Die Resonanz auf den Aufruf vor rund einem Jahr war überwältigend: Rund 170 Texte wurden eingereicht. Vera Ring, Chefdramaturgin am Schauspiel Essen, hat gemeinsam mit ihren Dramaturgiekollegen Carola Hannusch, Judith Heese und Marc-Oliver Krampe sowie der Gastdramaturgin Ulrike Gondorf in den vergangenen Monaten also viel gelesen. trailer sprach mit Carola Hannusch, die auch Organisatorin der Mega-Veranstaltung ist.
trailer: Frau Hannusch, wozu brauchen neue Stücke ein vorgegebenes Thema?
Carola Hannusch: Das brauchen sie nicht. Aber wir wollten gerne Stücke zu diesem Thema lesen, da wir unseren Spielplan ganz deutlich auf das Motiv Widerstand ausgerichtet haben. Aber wir haben es sehr lose gefasst – es musste nicht ausschließlich rund um Widerstand gehen, sondern wir haben es Widerstehen genannt. Es gibt zum Beispiel eine Geschichte, wo jemand der Versuchung widersteht. Auch die Autoren haben das dann ganz weit gefasst.
Aus 170 Arbeiten wurden acht ausgewählt. Wie viele gute Stücke sind auf der Strecke geblieben?
Wir hatten letztlich eine Auswahl von 25 Stücken, über die wir dann heftig diskutiert haben. Ob jetzt zwischen dem 26. und 170. auch noch welche waren? Das ist ja oft auch Tagesform, wenn man sie liest. Also ich möchte nicht behaupten, dass alles andere schlecht war. Aber für das, was uns vorschwebte und uns in diesem Moment interessiert hat, waren es diese 25, über wir dann diskutiert haben.
Ein Tag, acht Stücke. Ist das nicht ein bisschen viel für die Besucher?
Ja, das wird anstrengend, aber wir hoffen auch, dass es eine ganz tolle Veranstaltung wird.

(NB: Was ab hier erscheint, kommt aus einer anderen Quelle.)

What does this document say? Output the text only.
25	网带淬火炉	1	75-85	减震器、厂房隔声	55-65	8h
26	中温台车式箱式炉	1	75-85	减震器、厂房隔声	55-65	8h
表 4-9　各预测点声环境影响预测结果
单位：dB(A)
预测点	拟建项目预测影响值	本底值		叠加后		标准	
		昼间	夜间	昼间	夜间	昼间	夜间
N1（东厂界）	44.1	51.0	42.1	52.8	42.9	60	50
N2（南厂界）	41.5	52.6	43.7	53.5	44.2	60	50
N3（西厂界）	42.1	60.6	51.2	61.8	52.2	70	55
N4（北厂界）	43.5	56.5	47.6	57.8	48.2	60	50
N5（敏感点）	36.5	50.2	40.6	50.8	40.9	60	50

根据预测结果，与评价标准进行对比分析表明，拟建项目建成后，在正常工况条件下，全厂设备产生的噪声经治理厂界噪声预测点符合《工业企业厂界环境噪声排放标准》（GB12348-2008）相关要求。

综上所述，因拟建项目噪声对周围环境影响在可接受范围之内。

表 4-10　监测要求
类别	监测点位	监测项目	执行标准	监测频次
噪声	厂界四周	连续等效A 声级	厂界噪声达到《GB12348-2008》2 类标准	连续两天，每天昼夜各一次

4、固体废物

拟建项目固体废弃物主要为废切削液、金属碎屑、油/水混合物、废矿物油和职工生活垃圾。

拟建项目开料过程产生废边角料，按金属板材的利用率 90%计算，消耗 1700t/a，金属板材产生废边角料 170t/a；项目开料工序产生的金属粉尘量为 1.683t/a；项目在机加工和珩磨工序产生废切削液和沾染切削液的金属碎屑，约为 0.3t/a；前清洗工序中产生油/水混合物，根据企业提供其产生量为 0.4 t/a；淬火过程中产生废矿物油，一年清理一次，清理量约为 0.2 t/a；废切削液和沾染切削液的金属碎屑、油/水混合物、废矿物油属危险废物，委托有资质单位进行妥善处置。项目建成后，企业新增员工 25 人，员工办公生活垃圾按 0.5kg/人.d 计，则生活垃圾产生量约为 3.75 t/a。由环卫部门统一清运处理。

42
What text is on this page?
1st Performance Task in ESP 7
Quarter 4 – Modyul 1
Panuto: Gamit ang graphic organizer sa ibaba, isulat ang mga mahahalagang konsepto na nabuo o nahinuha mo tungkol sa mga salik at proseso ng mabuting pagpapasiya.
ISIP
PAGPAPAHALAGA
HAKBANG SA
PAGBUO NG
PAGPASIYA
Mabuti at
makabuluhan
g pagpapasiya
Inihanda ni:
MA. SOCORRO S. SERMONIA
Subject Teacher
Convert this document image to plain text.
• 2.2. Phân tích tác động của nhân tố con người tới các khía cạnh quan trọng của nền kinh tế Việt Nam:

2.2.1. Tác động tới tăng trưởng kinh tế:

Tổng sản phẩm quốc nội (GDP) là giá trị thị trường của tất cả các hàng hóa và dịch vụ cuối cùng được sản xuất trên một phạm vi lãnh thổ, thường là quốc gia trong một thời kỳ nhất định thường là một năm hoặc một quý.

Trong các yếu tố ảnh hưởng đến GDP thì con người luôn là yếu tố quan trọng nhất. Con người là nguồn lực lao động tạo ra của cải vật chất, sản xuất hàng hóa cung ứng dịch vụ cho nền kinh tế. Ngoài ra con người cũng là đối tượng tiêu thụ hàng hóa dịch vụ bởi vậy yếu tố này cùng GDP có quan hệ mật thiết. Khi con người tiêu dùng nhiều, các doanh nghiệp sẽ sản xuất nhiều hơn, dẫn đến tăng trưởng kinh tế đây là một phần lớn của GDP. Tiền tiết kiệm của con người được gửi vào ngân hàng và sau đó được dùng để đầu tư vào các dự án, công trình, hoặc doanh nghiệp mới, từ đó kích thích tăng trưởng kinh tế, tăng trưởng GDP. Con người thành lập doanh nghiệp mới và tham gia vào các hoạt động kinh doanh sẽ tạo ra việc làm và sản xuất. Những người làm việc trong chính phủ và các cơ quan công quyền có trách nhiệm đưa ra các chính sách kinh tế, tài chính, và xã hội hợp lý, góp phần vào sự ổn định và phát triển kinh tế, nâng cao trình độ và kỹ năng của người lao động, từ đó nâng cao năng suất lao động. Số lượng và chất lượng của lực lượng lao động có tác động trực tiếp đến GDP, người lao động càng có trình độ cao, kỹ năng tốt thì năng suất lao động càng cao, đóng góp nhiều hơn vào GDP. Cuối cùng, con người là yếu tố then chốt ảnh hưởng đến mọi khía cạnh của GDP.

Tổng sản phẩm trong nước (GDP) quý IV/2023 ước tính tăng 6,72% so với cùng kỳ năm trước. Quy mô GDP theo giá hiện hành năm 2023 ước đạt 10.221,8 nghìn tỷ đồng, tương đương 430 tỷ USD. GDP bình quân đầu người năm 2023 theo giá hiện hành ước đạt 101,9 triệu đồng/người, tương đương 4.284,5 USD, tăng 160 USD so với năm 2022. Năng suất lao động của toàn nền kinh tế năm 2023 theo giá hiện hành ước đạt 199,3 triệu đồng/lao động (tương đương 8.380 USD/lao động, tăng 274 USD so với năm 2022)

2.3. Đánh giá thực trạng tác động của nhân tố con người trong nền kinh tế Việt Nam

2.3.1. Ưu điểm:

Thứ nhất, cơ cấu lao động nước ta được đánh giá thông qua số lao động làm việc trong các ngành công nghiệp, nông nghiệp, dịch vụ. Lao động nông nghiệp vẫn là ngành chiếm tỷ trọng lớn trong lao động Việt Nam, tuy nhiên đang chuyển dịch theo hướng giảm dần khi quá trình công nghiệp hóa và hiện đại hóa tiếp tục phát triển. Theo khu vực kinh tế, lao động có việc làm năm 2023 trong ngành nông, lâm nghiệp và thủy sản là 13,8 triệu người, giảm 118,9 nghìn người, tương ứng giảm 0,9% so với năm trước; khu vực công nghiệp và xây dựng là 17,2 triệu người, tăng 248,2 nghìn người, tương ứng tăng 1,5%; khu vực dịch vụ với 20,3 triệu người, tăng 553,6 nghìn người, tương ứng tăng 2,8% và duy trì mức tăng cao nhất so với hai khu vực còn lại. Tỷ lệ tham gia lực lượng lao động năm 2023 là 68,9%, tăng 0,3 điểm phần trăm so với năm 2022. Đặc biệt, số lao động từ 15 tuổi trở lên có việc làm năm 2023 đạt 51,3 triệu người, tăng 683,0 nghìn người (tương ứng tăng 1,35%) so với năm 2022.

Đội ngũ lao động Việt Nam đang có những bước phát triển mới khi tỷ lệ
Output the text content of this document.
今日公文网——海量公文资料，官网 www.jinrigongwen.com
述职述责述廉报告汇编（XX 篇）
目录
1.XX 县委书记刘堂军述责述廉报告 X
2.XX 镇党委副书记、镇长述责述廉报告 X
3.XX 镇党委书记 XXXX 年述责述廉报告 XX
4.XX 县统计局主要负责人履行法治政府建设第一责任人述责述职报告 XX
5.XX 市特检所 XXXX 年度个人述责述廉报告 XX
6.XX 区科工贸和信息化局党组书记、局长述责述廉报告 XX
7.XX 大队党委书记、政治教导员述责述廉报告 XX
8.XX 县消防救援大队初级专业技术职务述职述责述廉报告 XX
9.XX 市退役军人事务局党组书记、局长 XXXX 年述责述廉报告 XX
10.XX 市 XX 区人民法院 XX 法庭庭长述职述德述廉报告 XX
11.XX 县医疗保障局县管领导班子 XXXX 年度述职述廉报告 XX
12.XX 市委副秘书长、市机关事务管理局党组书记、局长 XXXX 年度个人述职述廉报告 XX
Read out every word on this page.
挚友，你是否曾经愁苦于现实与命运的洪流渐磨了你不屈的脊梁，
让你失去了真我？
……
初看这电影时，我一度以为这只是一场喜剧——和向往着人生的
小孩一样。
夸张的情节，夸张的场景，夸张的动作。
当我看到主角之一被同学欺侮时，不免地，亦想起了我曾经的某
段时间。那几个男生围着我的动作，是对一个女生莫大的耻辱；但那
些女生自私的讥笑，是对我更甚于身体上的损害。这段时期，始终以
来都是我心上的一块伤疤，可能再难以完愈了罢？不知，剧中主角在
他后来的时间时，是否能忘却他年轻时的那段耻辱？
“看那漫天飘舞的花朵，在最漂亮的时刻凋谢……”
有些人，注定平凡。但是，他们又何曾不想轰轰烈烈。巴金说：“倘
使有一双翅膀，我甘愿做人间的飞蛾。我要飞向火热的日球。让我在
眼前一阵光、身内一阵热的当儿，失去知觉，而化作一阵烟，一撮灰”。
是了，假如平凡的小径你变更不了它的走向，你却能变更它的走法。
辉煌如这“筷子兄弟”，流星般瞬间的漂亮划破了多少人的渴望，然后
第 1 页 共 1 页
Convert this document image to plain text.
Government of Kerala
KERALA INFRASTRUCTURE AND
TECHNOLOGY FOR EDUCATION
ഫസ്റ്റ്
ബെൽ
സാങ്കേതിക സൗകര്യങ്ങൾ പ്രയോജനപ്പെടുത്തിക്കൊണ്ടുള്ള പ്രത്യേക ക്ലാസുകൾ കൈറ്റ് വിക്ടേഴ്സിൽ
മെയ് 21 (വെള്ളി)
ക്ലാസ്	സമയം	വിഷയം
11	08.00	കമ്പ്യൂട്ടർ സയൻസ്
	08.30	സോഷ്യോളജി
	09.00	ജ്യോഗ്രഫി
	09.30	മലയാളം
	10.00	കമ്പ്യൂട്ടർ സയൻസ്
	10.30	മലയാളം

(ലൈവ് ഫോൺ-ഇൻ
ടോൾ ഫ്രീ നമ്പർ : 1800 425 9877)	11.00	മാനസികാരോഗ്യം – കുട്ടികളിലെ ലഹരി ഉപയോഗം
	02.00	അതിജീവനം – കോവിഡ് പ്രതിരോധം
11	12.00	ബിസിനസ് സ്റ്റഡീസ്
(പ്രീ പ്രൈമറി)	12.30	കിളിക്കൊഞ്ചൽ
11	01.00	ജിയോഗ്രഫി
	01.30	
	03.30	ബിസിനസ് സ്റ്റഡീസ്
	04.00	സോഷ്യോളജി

Etwas, das ein bisschen Event-Charakter hat. Der Zuschauer geht zwischendurch was essen oder trinken, es gibt auch Pausen. Er muss ja auch immer nur 20 bis 30 Minuten zuschauen pro Stück. Das sind dann szenische Lesungen mit Schauspielern aus unserem Ensemble. Aber auch mit Gästen, sonst wäre das gar nicht zu leisten. Ich denke, dass alles wahnsinnig abwechslungsreich sein wird. Auch die unterschiedlichen Themen und Ansätze. Hier haben wir was Volksstückhaftes, dort so etwas fast wie eine Jelineksche Textfläche, es sind schon sehr unterschiedliche Formen. Dann gibt es acht Regisseure, die sich mit den Texten beschäftigen, also auch unterschiedlich herangehen. Dazu und zwischendurch Gespräche mit den Autoren, mit der Jury. Ich hoffe, dass das auch ein Ansporn ist, Motto: Ich habe den Marathon geschafft, also ein zusätzlicher Anreiz.
Es ist nicht so, dass man sich entscheiden muss zwischen dem einen oder anderen?
Im schlimmsten Fall kann man auch sagen, den nächsten Block schaffe ich nicht, ich muss kurz ausspannen und komme dann für die anderen wieder. Das geht ja auch. Wir haben hin- und herüberlegt. Es sind ja auch unsere ersten Autorentage. Vielleicht werden wir im nächsten Jahr auch irgendwas anders machen. Dieses System probieren wir aber jetzt so aus. Wir hatten die Idee, dass man alles sehen können sollte, und waren uns einfach nicht sicher, ob wir, so wie beim Heidelberger Stückemarkt, die das ja an zwei Tagen machen, dafür die Leute ins Theater kriegen. Wenn wir jetzt merken, das war den Leuten an einem Tag zu anstrengend, vielleicht versuchen wir das dann mit der anderen Variante.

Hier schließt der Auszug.